Кое-что, однако, надо признать, было сделано; перемены произошли. Крайности сходятся; и святоша (в некоторых случаях) слился с грешником. Сущностный характер шотландцев — это решительное своеволие, стремление к цели; так что за что бы они ни брались, они доводят дело до конца и идут до самого предела. Это относится к претензиям, которые некоторые из их писателей недавно предъявили на презрение к скамейкам для грешников и на всю свободу остроумия и юмора. Они так долго были под запретом, что теперь вырываются с двойной силой и ни перед чем не останавливаются. Из всех негодяев (я использую этот термин за неимением другого) шотландский негодяй по этой причине — худший. Во-первых, этот характер плохо сидит на нем из-за отсутствия привычки и обязательно будет самым возмутительным образом искажен. Он только что вырвался из оков регулярности и сдержанности и вынужден проделывать странные выходки, чтобы убедиться, что они все еще не цепляются за его пятки. Во-вторых, формализм, лицемерие и почтение к общественному мнению — это «грехи, которые легче всего его одолевают». Поэтому, когда он однажды решает пренебречь приличиями, он становится совершенно безразличным к репутации и «одним прыжком перепрыгивает все границы» приличия и здравого смысла. Опять же, в шотландцах, возможно, есть природная черствость и отсутствие нервной чувствительности, что делает их (если отбросить правила и соображения последствий) не очень разборчивыми или щепетильными в своих действиях. Если их не сдерживает совесть или благоразумие, у них нет mauvaise honte, никаких непроизвольных угрызений или дрожи, чтобы смягчить их наглость и пренебрежение принципами. Их дерзость чрезмерна, их злоба хладнокровна, скрытна, ползуча, преднамеренна, без слабости или оправдания страстью. Они объединяют свои пороки и свою продажность, и с помощью того и другого вместе они непобедимы. Избранные духи, которые недавно фигурировали в много обсуждаемой публикации, с «старым Сильванусом во главе» —

‘Leaning on cypress stadle stout,’—

в своих «благочестивых оргиях» напоминают отряд йеху или стадо сатиров —

‘And with their horned feet they beat the ground!’—

то есть пол в лавке мистера Блэквуда! Есть еще одна публикация, равная этой по вопиющей наглости и бесстрашной тупости, — это «Джон Булл». Редактор, ради чести Шотландии, считается ирландцем. Чем мог бы стать «Бикон», сказать трудно; но было бы любопытно увидеть некоторые статьи, несомненно вышедшие из-под пера сэра Вальтера, в этом издании, поскольку всегда утверждалось, что «Эдинбургский журнал Блэквуда» — слишком низкое и скандальное издание, чтобы он мог иметь к нему какое-либо отношение. Приключение с «Биконом», возможно, открыло поклонникам сэра Вальтера и друзьям человечества в целом, что

‘Entire affection scorneth nicer hands!’

Старый доктор Берни, примерно в середине прошлого века, зашел однажды утром к Томсону, автору «Времен года», в поздний час и, выразив удивление, что поэт не встал раньше, получил ответ: «У меня не было мотива, молодой человек!» Шотландец всегда действует по мотиву и по должном соображении; и если он действует не правильно или не ради честных целей, он опаснее любого другого. Другие могут ссылаться на пороки своей крови в оправдание своих ошибок; но шотландец — это машина, и она должна быть сконструирована на здравых моральных и философских принципах, или же ее следует остановить вовсе.

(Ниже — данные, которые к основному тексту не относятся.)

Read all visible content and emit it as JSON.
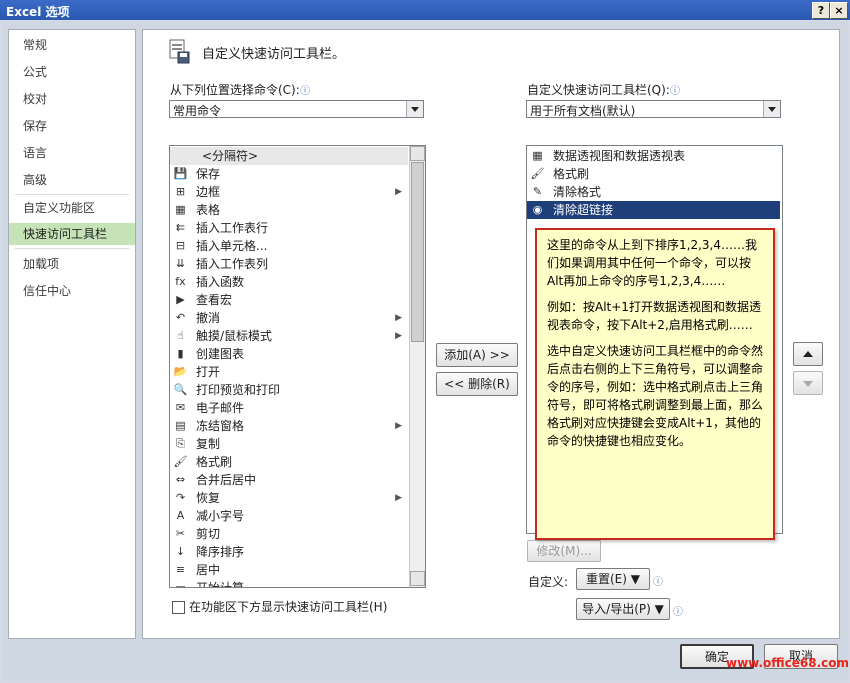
{
  "window": {
    "title": "Excel 选项",
    "help_btn": "?",
    "close_btn": "×"
  },
  "nav": [
    {
      "label": "常规"
    },
    {
      "label": "公式"
    },
    {
      "label": "校对"
    },
    {
      "label": "保存"
    },
    {
      "label": "语言"
    },
    {
      "label": "高级"
    },
    {
      "label": "自定义功能区"
    },
    {
      "label": "快速访问工具栏",
      "selected": true
    },
    {
      "label": "加载项"
    },
    {
      "label": "信任中心"
    }
  ],
  "header": {
    "title": "自定义快速访问工具栏。"
  },
  "left": {
    "choose_label": "从下列位置选择命令(C):",
    "choose_value": "常用命令",
    "commands": [
      {
        "label": "<分隔符>",
        "icon": "",
        "separator": true
      },
      {
        "label": "保存",
        "icon": "save-icon",
        "glyph": "💾"
      },
      {
        "label": "边框",
        "icon": "border-icon",
        "glyph": "⊞",
        "submenu": true
      },
      {
        "label": "表格",
        "icon": "table-icon",
        "glyph": "▦"
      },
      {
        "label": "插入工作表行",
        "icon": "insert-row-icon",
        "glyph": "⇇"
      },
      {
        "label": "插入单元格...",
        "icon": "insert-cells-icon",
        "glyph": "⊟"
      },
      {
        "label": "插入工作表列",
        "icon": "insert-column-icon",
        "glyph": "⇊"
      },
      {
        "label": "插入函数",
        "icon": "function-icon",
        "glyph": "fx"
      },
      {
        "label": "查看宏",
        "icon": "macro-icon",
        "glyph": "▶"
      },
      {
        "label": "撤消",
        "icon": "undo-icon",
        "glyph": "↶",
        "submenu": true
      },
      {
        "label": "触摸/鼠标模式",
        "icon": "touch-icon",
        "glyph": "☝",
        "submenu": true
      },
      {
        "label": "创建图表",
        "icon": "chart-icon",
        "glyph": "▮"
      },
      {
        "label": "打开",
        "icon": "open-icon",
        "glyph": "📂"
      },
      {
        "label": "打印预览和打印",
        "icon": "print-preview-icon",
        "glyph": "🔍"
      },
      {
        "label": "电子邮件",
        "icon": "email-icon",
        "glyph": "✉"
      },
      {
        "label": "冻结窗格",
        "icon": "freeze-icon",
        "glyph": "▤",
        "submenu": true
      },
      {
        "label": "复制",
        "icon": "copy-icon",
        "glyph": "⎘"
      },
      {
        "label": "格式刷",
        "icon": "format-painter-icon",
        "glyph": "🖌"
      },
      {
        "label": "合并后居中",
        "icon": "merge-center-icon",
        "glyph": "⇔"
      },
      {
        "label": "恢复",
        "icon": "redo-icon",
        "glyph": "↷",
        "submenu": true
      },
      {
        "label": "减小字号",
        "icon": "font-shrink-icon",
        "glyph": "A"
      },
      {
        "label": "剪切",
        "icon": "cut-icon",
        "glyph": "✂"
      },
      {
        "label": "降序排序",
        "icon": "sort-desc-icon",
        "glyph": "↓"
      },
      {
        "label": "居中",
        "icon": "center-icon",
        "glyph": "≡"
      },
      {
        "label": "开始计算",
        "icon": "calc-icon",
        "glyph": "▭"
      }
    ],
    "show_below_label": "在功能区下方显示快速访问工具栏(H)"
  },
  "middle": {
    "add_btn": "添加(A) >>",
    "remove_btn": "<< 删除(R)"
  },
  "right": {
    "customize_label": "自定义快速访问工具栏(Q):",
    "customize_value": "用于所有文档(默认)",
    "items": [
      {
        "label": "数据透视图和数据透视表",
        "icon": "pivot-icon",
        "glyph": "▦"
      },
      {
        "label": "格式刷",
        "icon": "format-painter-icon",
        "glyph": "🖌"
      },
      {
        "label": "清除格式",
        "icon": "clear-format-icon",
        "glyph": "✎"
      },
      {
        "label": "清除超链接",
        "icon": "clear-hyperlink-icon",
        "glyph": "◉",
        "selected": true
      }
    ],
    "modify_btn": "修改(M)...",
    "custom_label": "自定义:",
    "reset_btn": "重置(E) ▼",
    "import_export_btn": "导入/导出(P) ▼"
  },
  "callout": {
    "p1": "这里的命令从上到下排序1,2,3,4……我们如果调用其中任何一个命令，可以按Alt再加上命令的序号1,2,3,4……",
    "p2": "例如：按Alt+1打开数据透视图和数据透视表命令，按下Alt+2,启用格式刷……",
    "p3": "选中自定义快速访问工具栏框中的命令然后点击右侧的上下三角符号，可以调整命令的序号，例如：选中格式刷点击上三角符号，即可将格式刷调整到最上面，那么格式刷对应快捷键会变成Alt+1，其他的命令的快捷键也相应变化。"
  },
  "footer": {
    "ok_btn": "确定",
    "cancel_btn": "取消"
  },
  "watermark": "www.office68.com"
}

МОЕ ПЕРВОЕ ЗНАКОМСТВО С ПОЭТАМИ

«Либерал».] [1823.

Мой отец был священником-диссентером в У——ме в Шропшире; и в 1798 году (цифры, составляющие эту дату, для меня как «грозное имя Демогоргона») мистер Кольридж приехал в Шрусбери, чтобы сменить мистера Роу на посту духовного наставника унитарианской общины. Он приехал лишь поздно вечером в субботу перед тем днем, когда должен был проповедовать; и мистер Роу, который сам отправился к дилижансу в состоянии тревоги и ожидания, чтобы встретить прибытие своего преемника, не смог найти никого, кто соответствовал бы описанию, кроме круглолицего человека в коротком черном сюртуке (похожем на куртку для стрельбы), который едва ли казался сшитым для него, но который, казалось, говорил без умолку со своими попутчиками. Мистер Роу едва успел вернуться, чтобы сообщить о своем разочаровании, как круглолицый человек в черном вошел и рассеял все сомнения на этот счет, начав говорить. Он не умолкал, пока оставался там; и, насколько мне известно, не умолкает и по сей день. Он держал славный город Шрусбери в восхитительном напряжении в течение трех недель, что оставался там, «взбудоражив гордых салопцев, как орел в голубятне»; и валлийские горы, которые окаймляют горизонт своим бурным хаосом, соглашаются, что не слышали подобных мистических звуков со времен

‘High-born Hoel’s harp or soft Llewellyn’s lay!’

Пока мы проезжали между У——мом и Шрусбери, и я разглядывал их синие вершины, видимые сквозь зимние ветви или красные шуршащие листья крепких дубов у дороги, в моих ушах звучало нечто вроде песни сирены; я был ошеломлен, поражен этим, как от глубокого сна; но у меня тогда не было и мысли, что я когда-нибудь смогу выразить свое восхищение другим в пестрых образах или причудливых аллюзиях, пока свет его гения не озарил мою душу, подобно солнечным лучам, сверкающим в дорожных лужах. В то время я был нем, нечленоразделен, беспомощен, как червь у дороги, раздавленный, кровоточащий, безжизненный; но теперь, вырываясь из смертельных оков, которые «связывали их»,

‘With Styx nine times round them,’

мои идеи парят на крылатых словах и, расправляя свои перья, ловят золотой свет иных лет. Моя душа действительно осталась в своем первоначальном рабстве, темная, неясная, с бесконечными и неутоленными желаниями; мое сердце, запертое в темнице этой грубой глины, никогда не находило и никогда не найдет сердца, с которым можно было бы поговорить; но то, что мой разум также не остался немым и скотоподобным, или в конце концов нашел язык, чтобы выразить себя, я обязан Кольриджу. Но это не относится к моей цели.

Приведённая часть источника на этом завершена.